Immunoassays in general are performed at physiological pH. Hence polypeptides soluble at physiological buffer conditions are extensively used in various immunoassay methods, such as ELISA (enzyme-linked immunosorbent assay), for example in the diagnosis of and screening for a certain disease.
Due to its aggregation tendency under physiological buffer conditions, and due to its metastable nature the PrP is difficult to use in an immunoassay E.g., in a sandwich assay format PrP is difficult to handle, because it tends to aggregate or even precipitate. Due to its metastable nature PrP may also lead to false results caused by unspecific binding.
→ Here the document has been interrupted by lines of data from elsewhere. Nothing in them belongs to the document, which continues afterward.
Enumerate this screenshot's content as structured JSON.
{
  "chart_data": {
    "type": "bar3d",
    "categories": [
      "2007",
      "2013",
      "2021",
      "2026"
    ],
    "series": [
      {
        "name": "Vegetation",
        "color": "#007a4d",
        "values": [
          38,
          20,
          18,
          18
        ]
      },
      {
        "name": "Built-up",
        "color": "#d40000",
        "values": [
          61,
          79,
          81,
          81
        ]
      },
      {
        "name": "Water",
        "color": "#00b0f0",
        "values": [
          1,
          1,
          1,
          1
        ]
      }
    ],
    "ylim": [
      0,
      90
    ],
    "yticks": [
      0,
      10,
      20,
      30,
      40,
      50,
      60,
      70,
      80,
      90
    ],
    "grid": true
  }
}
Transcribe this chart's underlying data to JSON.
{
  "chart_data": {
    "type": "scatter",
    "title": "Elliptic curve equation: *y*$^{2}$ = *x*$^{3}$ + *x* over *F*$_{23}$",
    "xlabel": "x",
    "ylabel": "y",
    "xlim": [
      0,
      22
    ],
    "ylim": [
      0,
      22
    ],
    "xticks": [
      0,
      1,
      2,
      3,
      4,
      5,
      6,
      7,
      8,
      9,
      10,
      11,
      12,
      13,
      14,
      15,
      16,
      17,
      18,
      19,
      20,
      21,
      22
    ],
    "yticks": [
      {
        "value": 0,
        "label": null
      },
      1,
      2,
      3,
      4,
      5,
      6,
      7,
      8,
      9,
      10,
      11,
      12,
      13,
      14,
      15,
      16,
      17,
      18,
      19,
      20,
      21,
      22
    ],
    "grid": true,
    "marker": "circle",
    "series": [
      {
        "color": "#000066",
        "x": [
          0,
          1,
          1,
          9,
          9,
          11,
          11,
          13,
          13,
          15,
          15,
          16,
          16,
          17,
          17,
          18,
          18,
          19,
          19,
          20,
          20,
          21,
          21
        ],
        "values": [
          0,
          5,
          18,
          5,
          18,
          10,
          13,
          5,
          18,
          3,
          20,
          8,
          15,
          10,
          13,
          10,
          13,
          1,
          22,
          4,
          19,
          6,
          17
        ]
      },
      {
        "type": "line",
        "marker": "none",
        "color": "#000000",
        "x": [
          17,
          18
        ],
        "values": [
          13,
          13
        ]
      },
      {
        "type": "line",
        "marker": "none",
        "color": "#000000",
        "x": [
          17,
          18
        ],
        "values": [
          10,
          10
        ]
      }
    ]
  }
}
In addition the metastability of PrP under physiological buffer conditions renders this protein a difficult target for routine (bio-) chemical procedures. The vast majority of “labeling chemistries”, i.e., the chemical procedures used for binding a label, e.g., a marker group to a polypeptide, are based on nucleophilic chemistry and thus rather restricted to a pH window from about pH 6 to about pH 8 and thus only work under more or less physiological buffer conditions. These routine procedures, e.g., as described in Aslam, M. and Dent, A., The preparation of protein-protein conjugates in “Bioconjugation”, eds. M. Aslam and A. Dent, McMillan Reference, London (1998), pp. 216-363, are difficult to carry out with PrP.
Therefore a tremendous need exists to provide PrP in a thermodynamically stable rather than in its metastable form. In this thermodynamically stable form PrP is for example soluble at physiological pH, stable in solution and/or easier to produce and/or handle.
There is also an urgent need to provide such PrP without encountering the biohazards associated with PrP that has been isolated from a mammal.